Rated: R for strong sexual content and language throughout, some nudity and brief drug use. Reviewed by: Jim Release date: September 28, 2018 Released by: The Orchard
This new low-budgeter about a passionate, talented, though dangerous comedienne feels felicitous as familiar as the material may seem. It may lack the depth of Obvious Child which featured Jenny Slate in the same occupation, but still is observant, notably in present-day idiosyncrasies and in its themes which revolve around identity.
Eva Vives's first foray into full-length feature-length filmmaking, All About Nina, senses the pulse of a person like Nina Geld and the brooding and raucous places she inhabits.
The Big Apple stand-up has an aggressive persona that suppresses personal demons. Puking after an on-stage performance and very promiscuous, she's involved with a heartless leech of a married man of the law (Chace Crawford).
Reaching a breaking point and willing to move forward in her life an L.A. audition for an SNL-like program Comedy Prime (with Beau Bridges as Larry, not Lorne, Michaels, its bigwig) looks promising. Especially when she meets Rafe (rapper and producer Common of John Wick Chapter 2 and Selma) and things go well. Alas, her emotional issues begin to resurface and start to quickly subvert a new beginning. Nina's new living quarters, thanks to a New Age lesbian author, a bohemian friend of her agent, Lake (an enjoyable Kate del Castillo), is a little improbable and gaudy. The kinkiness of this setting is reinforced by Vives' verve towards this type of scene maybe like would could have appeared in offerings like Laurel Canyon.

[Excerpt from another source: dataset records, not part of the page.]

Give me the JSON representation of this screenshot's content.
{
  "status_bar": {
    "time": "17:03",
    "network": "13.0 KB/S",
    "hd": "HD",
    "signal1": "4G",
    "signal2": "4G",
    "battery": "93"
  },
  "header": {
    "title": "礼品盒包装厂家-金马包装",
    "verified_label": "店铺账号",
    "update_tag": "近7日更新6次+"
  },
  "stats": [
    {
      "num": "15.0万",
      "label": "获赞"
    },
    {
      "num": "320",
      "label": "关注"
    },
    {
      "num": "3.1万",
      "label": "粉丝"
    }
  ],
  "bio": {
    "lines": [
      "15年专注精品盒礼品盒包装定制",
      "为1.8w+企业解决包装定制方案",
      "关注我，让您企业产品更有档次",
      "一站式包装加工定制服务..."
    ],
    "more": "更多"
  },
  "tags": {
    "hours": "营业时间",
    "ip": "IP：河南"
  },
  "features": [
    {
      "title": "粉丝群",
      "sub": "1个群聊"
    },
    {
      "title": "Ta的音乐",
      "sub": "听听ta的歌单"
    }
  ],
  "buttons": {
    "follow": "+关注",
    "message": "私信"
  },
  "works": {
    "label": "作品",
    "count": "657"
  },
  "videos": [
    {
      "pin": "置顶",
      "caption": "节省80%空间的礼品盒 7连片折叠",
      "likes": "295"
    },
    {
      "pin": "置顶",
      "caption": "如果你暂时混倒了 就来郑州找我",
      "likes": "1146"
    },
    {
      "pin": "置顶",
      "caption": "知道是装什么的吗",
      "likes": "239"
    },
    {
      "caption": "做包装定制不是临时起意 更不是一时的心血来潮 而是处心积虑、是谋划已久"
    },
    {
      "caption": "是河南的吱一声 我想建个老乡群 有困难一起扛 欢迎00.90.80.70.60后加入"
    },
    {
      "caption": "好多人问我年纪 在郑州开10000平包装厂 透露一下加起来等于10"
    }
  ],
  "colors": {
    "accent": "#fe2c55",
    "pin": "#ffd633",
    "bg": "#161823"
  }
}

A late monologue dovetails the shading provided with few twists in order, perhaps, to make one have second thoughts about what preceded it. Nevertheless, an aching boldness comes through from a dominating Mary Elizabeth Winstead (10 Cloverfield Lane, Smashed) in the title role with good rapport with Common and del Castillo. In the case of the former there's an extended frisky sequence on a first date and is quite convincing as the very frank comic. All About Nina can be grueling for the viewer though purifying for the headliner as she lets down her guard. And, it was made before the #MeToo movement really send shockwaves around Hollywood.